Da última vez que o vi, tive de aturar o discurso dos bancos ladrões e da ladroagem que enriqueceu à custa dele.

O que estes tolos não entendem e não aceitam é que se tivessem sido minimamente prudentes hoje estariam bem melhor. Tinham criado uma almofada de poupança e tinham as suas despesas fixas num nível muito mais baixo.
Podia por o dedo na ferida e lembrar-lhe a conversa acerca da "sua capacidade de endividamento". Mas não o fiz. Ofereci a minha ajuda para algo que fosse preciso. O orgulho irá impedi-lo de pedir. Afinal, foi esse orgulho e a ânsia de mostrar que se era tão bom ou melhor que os outros que o meteu (com a mulher e o filho) na enrascada em que está metido.

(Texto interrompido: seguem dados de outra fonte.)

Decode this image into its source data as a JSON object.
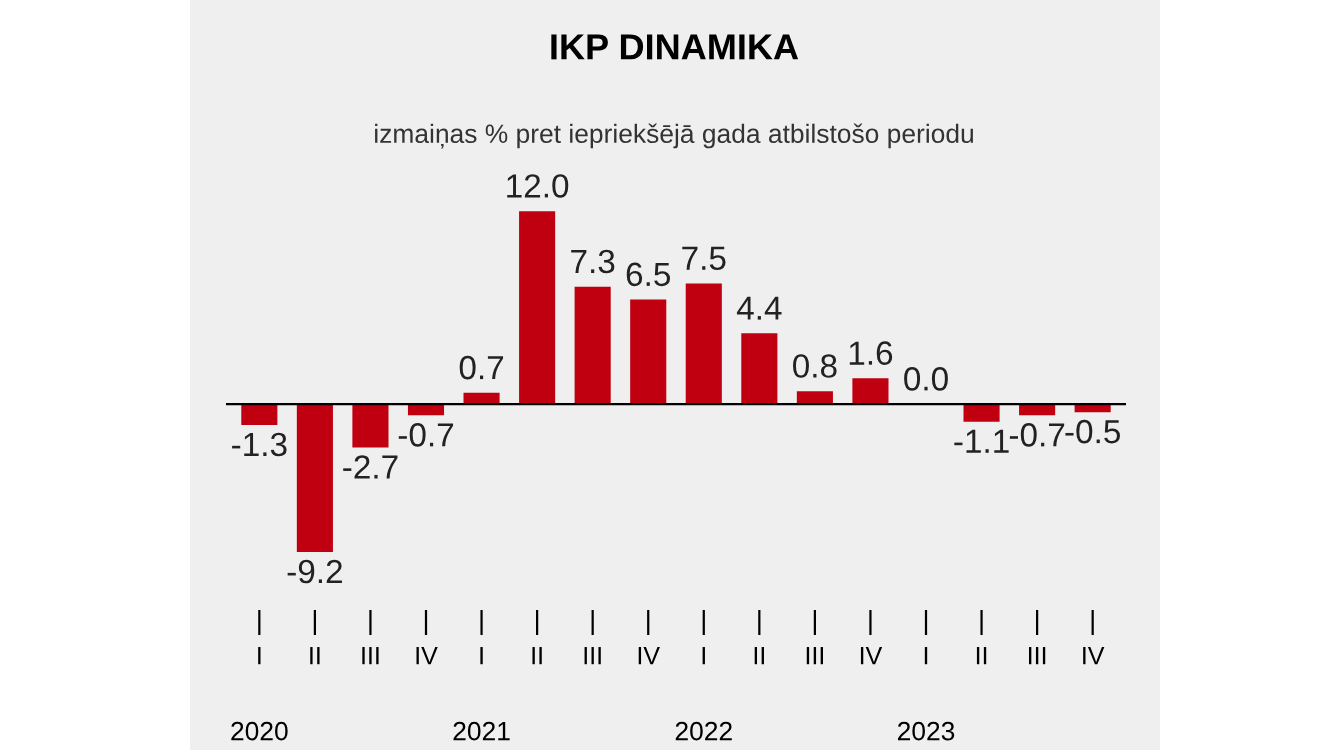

Como ele há muitos. Bradam contra aqueles que são ricos ou não estão a passar dificuldades como se eles fossem os culpados da sua situação. Nunca me preocupei com o facto de um vizinho ter um carro melhor ou de alguém conhecido estar melhor na vida. Óptimo para eles e boa sorte.
A competição por mostrar que se é aquilo que na realidade não se consegue ser, meteu milhares de famílias num poço sem fundo. Sem esperança e sem alternativas.

A culpa é de quem? Em última análise é dos próprios. Os bancos nada mais fizeram do que aproveitar-se desta debilidade, que muitos têm, em seu próprio proveito convencendo os tolos de que os estavam a "ajudar". E na verdade se o tivessem feito com moderação isso até seria verdade.

Mas a assinatura no papelinho que o banco lhes pôs na mesa foi a deles. E quanto a isso a realidade é muito dura: eles são os responsáveis.